2019 Hyundai Santa FE SUV, Sport Redesign – When the fourth generation of the Hyundai Santa Fe goes on sale at the end of 2018, the brand will be well on its way to completely relaunching its entire SUV lineup—although this revamp comes with a little confusion. This new Santa Fe is effectively a replacement for the outgoing Santa Fe Sport. Today’s longer-wheelbase Santa Fe will continue for one more model year, rechristened the Santa Fe XL, until a new three-row SUV under a new name debuts for the 2020 model year. Along with the new Kona and fuel-cell Nexo, there will be a new Tucson and a smaller-than-Kona crossover by 2021, too. If you’re counting, that’s six new or redesigned Hyundai SUVs in half as many years.
2019 Hyundai Santa FE SUV Models
Base cars will have an instrument panel with a 3.5-inch LCD screen between a conventional tach and speedometer. In upper trim levels, an analog tachometer and fuel and coolant-temperature gauges flank an optional 7.0-inch “virtual cluster” in the instrument binnacle. Depending on the driving mode, this display changes its color theme—blue for Normal, red for Sport, green for Eco and it can display a digital readout or a facsimile of an analog speedometer. Throttle and transmission calibrations change with these modes, although we found little reason to divert from Normal.
For its first model year, the 2019 hyundai Santa Fe will come with two familiar inline-four engines the 185-hp 2.4-liter and the 235-hp turbocharged 2.0-liter found throughout Hyundai’s lineup—paired with an unfamiliar and new eight-speed automatic transaxle of Hyundai’s own design. All-wheel drive is available across the board. A hot rod the Santa Fe is not, and its zero-to-60-mph times are predicted to be in the seven-second range.
2019 Hyundai Santa FE SUV Engine
the 2019 hyundai Santa Fe will offer a 2.2-liter diesel inline-four featuring a variable-geometry turbocharger. Opting for the 190-hp and 322-lb-ft diesel also adds the third row that is optional in the rest of the world. The two additional seats subtract one cubic foot of cargo space (36 cubes to the five-seater’s 37) and 1.0 inch of second-row legroom.
Hyundai admits the diesel Santa Fe’s third row is an occasional-use thing. We didn’t get a chance to pilot any of the U.S.-spec engines, but the new transmission worked beautifully with the Korea-spec 2.0-liter diesel we drove (an engine not destined for our market), never shuffling gears awkwardly, although we did notice a few jerkies starts from a traffic light when the standard stop/start system was active. We adjusted our initial throttle input; problem resolved.

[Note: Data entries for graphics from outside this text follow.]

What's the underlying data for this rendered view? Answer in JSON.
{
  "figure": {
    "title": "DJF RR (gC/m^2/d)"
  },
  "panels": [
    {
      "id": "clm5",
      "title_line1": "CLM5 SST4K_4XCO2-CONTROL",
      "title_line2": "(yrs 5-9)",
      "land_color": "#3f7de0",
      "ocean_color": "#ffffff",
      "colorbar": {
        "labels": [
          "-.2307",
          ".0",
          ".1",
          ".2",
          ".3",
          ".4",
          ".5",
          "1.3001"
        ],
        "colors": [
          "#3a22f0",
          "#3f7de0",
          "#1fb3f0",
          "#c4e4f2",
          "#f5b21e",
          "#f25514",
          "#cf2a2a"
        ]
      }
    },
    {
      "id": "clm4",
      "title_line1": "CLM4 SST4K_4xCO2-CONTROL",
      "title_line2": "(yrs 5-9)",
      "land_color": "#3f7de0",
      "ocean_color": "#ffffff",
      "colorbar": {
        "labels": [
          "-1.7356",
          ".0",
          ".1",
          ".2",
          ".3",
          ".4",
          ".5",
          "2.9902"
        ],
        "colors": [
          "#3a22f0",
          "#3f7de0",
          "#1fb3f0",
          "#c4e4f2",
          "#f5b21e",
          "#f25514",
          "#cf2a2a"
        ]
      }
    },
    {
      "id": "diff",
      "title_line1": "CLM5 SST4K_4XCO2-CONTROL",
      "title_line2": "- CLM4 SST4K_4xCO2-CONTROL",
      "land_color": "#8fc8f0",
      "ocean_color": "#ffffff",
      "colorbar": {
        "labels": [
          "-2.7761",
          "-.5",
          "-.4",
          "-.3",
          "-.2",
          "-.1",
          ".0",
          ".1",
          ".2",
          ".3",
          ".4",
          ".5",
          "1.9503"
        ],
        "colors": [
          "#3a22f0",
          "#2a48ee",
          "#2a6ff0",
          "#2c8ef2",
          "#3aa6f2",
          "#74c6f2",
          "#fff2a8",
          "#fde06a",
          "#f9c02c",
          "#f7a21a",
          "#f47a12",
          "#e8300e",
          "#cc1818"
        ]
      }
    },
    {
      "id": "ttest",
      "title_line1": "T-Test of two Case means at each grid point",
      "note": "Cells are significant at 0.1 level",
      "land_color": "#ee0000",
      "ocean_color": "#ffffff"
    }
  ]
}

2019 Hyundai Santa FE SUV Release And Date
Official pricing and EPA fuel-economy estimates are also pending, but Hyundai has said that it expects an increase in the 3-to-4-percent range. That would put the combined EPA number at about 24 mpg for the roughly $26,000 base, front-drive, 2.4-liter model and 22 mpg for an all-wheel-drive 2.0T. When the 2019 hyundai Santa Fe hits dealers in the fourth quarter of this year, a loaded 2.0T AWD will cost nearly $40K. By that time, Hyundai’s new lineup will be less confusing, we hope.